Last week, The Cardinal Newman Society reported that Cardinal Secretary of State Tarcisio Bertone S.D.B., issued a deadline to the Pontifical Catholic University of Peru (PUCP) to adapt is statutes to the Apostolic Constitution Ex corde Ecclesiae.
The Vatican has the right to strip the university of its title as a pontifical institution.
Well, it seems like PUCP has heard the Vatican’s “or else” and is responding with a “so what?”
Peru This Week is reporting that the lead attorney for the Catholic college, Jorge Avendano, is emphatically saying the college will not comply with the Vatican’s demands.

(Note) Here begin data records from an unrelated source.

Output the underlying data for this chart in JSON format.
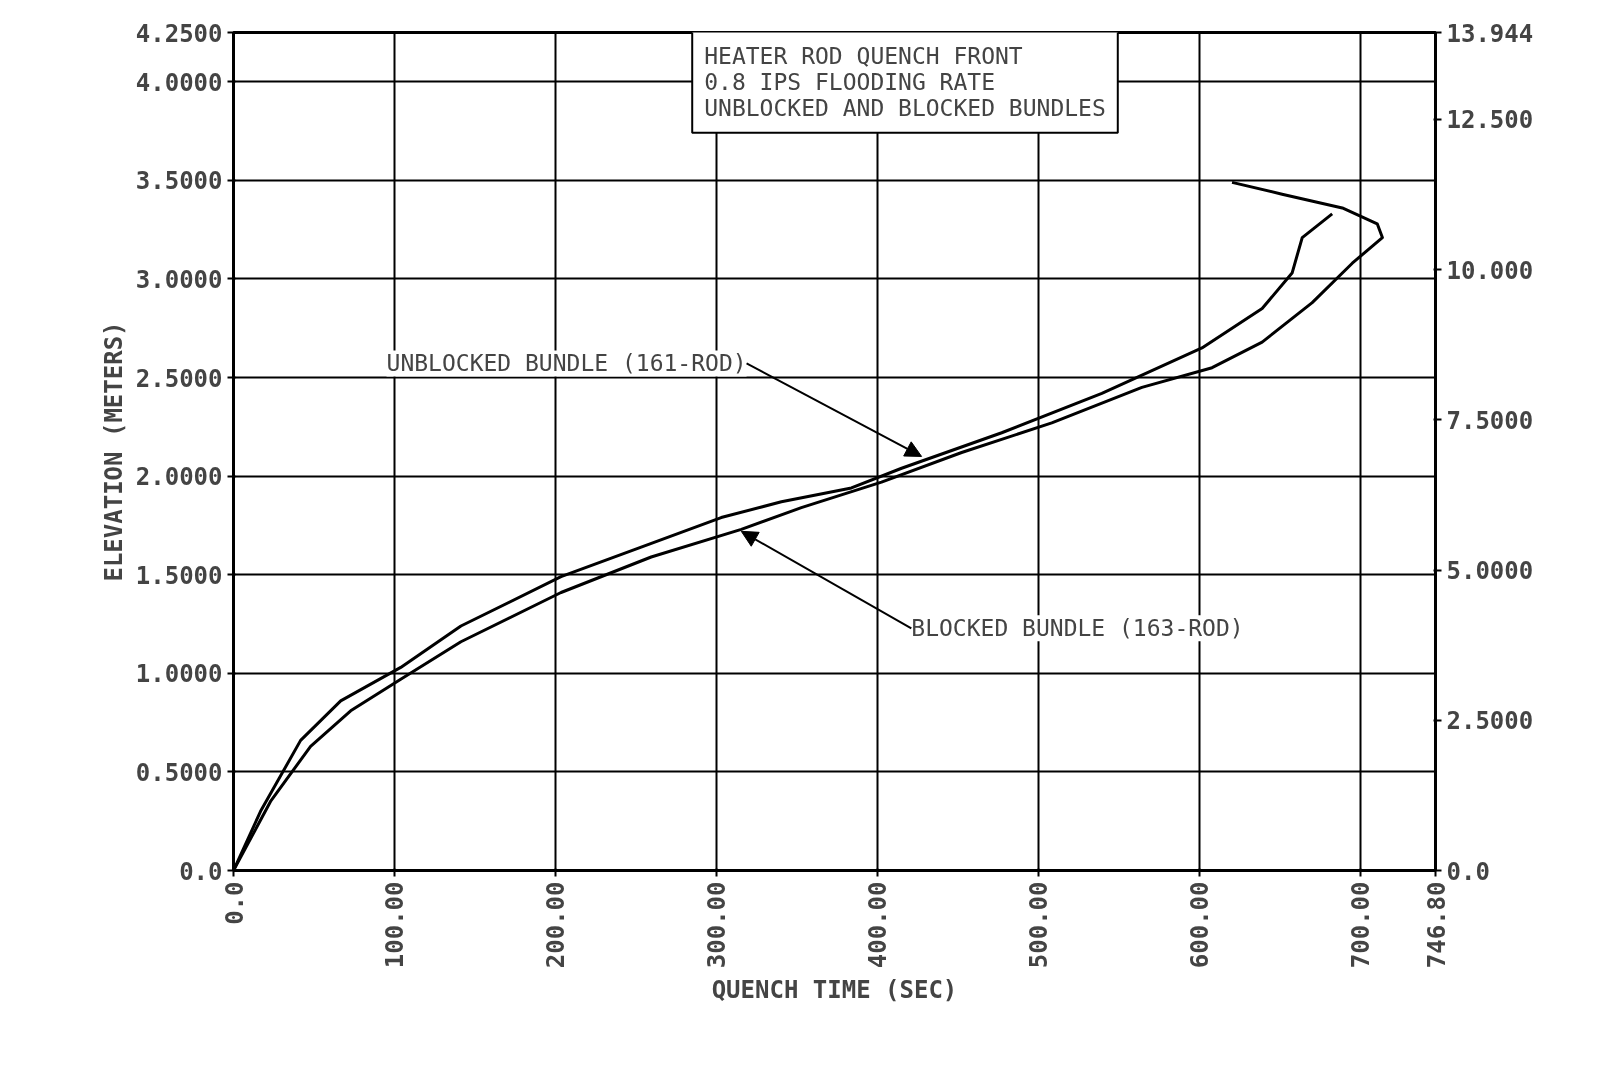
{
  "chart_data": {
    "type": "line",
    "title": "HEATER ROD QUENCH FRONT\n0.8 IPS FLOODING RATE\nUNBLOCKED AND BLOCKED BUNDLES",
    "xlabel": "QUENCH TIME (SEC)",
    "ylabel": "ELEVATION (METERS)",
    "xlim": [
      0,
      746.8
    ],
    "xticks": [
      {
        "value": 0,
        "label": "0.0"
      },
      {
        "value": 100,
        "label": "100.00"
      },
      {
        "value": 200,
        "label": "200.00"
      },
      {
        "value": 300,
        "label": "300.00"
      },
      {
        "value": 400,
        "label": "400.00"
      },
      {
        "value": 500,
        "label": "500.00"
      },
      {
        "value": 600,
        "label": "600.00"
      },
      {
        "value": 700,
        "label": "700.00"
      },
      {
        "value": 746.8,
        "label": "746.80"
      }
    ],
    "ylim": [
      0,
      4.25
    ],
    "yticks": [
      {
        "value": 0,
        "label": "0.0"
      },
      {
        "value": 0.5,
        "label": "0.5000"
      },
      {
        "value": 1,
        "label": "1.0000"
      },
      {
        "value": 1.5,
        "label": "1.5000"
      },
      {
        "value": 2,
        "label": "2.0000"
      },
      {
        "value": 2.5,
        "label": "2.5000"
      },
      {
        "value": 3,
        "label": "3.0000"
      },
      {
        "value": 3.5,
        "label": "3.5000"
      },
      {
        "value": 4,
        "label": "4.0000"
      },
      {
        "value": 4.25,
        "label": "4.2500"
      }
    ],
    "y2lim": [
      0,
      13.944
    ],
    "y2ticks": [
      {
        "value": 0,
        "label": "0.0"
      },
      {
        "value": 2.5,
        "label": "2.5000"
      },
      {
        "value": 5,
        "label": "5.0000"
      },
      {
        "value": 7.5,
        "label": "7.5000"
      },
      {
        "value": 10,
        "label": "10.000"
      },
      {
        "value": 12.5,
        "label": "12.500"
      },
      {
        "value": 13.944,
        "label": "13.944"
      }
    ],
    "grid": true,
    "marker": "none",
    "line_style": "solid",
    "annotations": [
      {
        "text": "UNBLOCKED BUNDLE (161-ROD)",
        "x": 427.5,
        "y": 2.1
      },
      {
        "text": "BLOCKED BUNDLE (163-ROD)",
        "x": 315.5,
        "y": 1.72
      }
    ],
    "series": [
      {
        "color": "#000000",
        "x": [
          0,
          16.8,
          41.7,
          66.6,
          103.9,
          141.3,
          203.5,
          253.3,
          303.0,
          340.4,
          383.9,
          415.1,
          477.3,
          539.5,
          601.7,
          639.1,
          657.7,
          664.0,
          682.6
        ],
        "values": [
          0,
          0.3,
          0.66,
          0.86,
          1.03,
          1.24,
          1.49,
          1.64,
          1.79,
          1.87,
          1.94,
          2.04,
          2.22,
          2.42,
          2.65,
          2.85,
          3.03,
          3.21,
          3.33
        ]
      },
      {
        "color": "#000000",
        "x": [
          0,
          23.0,
          47.9,
          72.8,
          103.9,
          141.3,
          203.5,
          259.5,
          315.5,
          352.8,
          402.6,
          452.4,
          508.4,
          564.4,
          608.0,
          639.1,
          670.2,
          695.1,
          713.8,
          710.6,
          688.9,
          651.5,
          620.4
        ],
        "values": [
          0,
          0.35,
          0.63,
          0.81,
          0.97,
          1.16,
          1.41,
          1.59,
          1.73,
          1.84,
          1.97,
          2.12,
          2.27,
          2.45,
          2.55,
          2.68,
          2.88,
          3.08,
          3.21,
          3.28,
          3.36,
          3.43,
          3.49
        ]
      }
    ]
  }
}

Although a formal announcement isn’t expected until the university’s assembly on Tuesday, Avendaño said the institution would not be complying with the Vatican’s requests.
According to Peru21, Avendaño said that in any case the university might be forced to remove the word ‘Pontifical’ from their name, but not the word ‘Catholic’, which is more generic, and therefore could be retained.
That’s an important legal distinction he’s making. As reported by LifeSiteNews.com, if the college loses its status as a “Catholic” college, it could also lose the land it’s built on, as the inheritance that was left to the institution in the 1940s was on condition that it function as a Catholic college.
“If you’re not a Catholic university and you don’t have the recognition of the Vatican, you cannot use that for the purposes of Catholic education. So, you have to return those properties,” Canon lawyer Fernan Altuve told the Peruvian daily El Cormercio in a recent interview.
The property, he said, would revert to the Archdiocese of Lima.
That’s why the college seems more than willing to forego its pontifical status but will likely wage a long legal battle for the term “Catholic.”
This may just get uglier and uglier for a long while.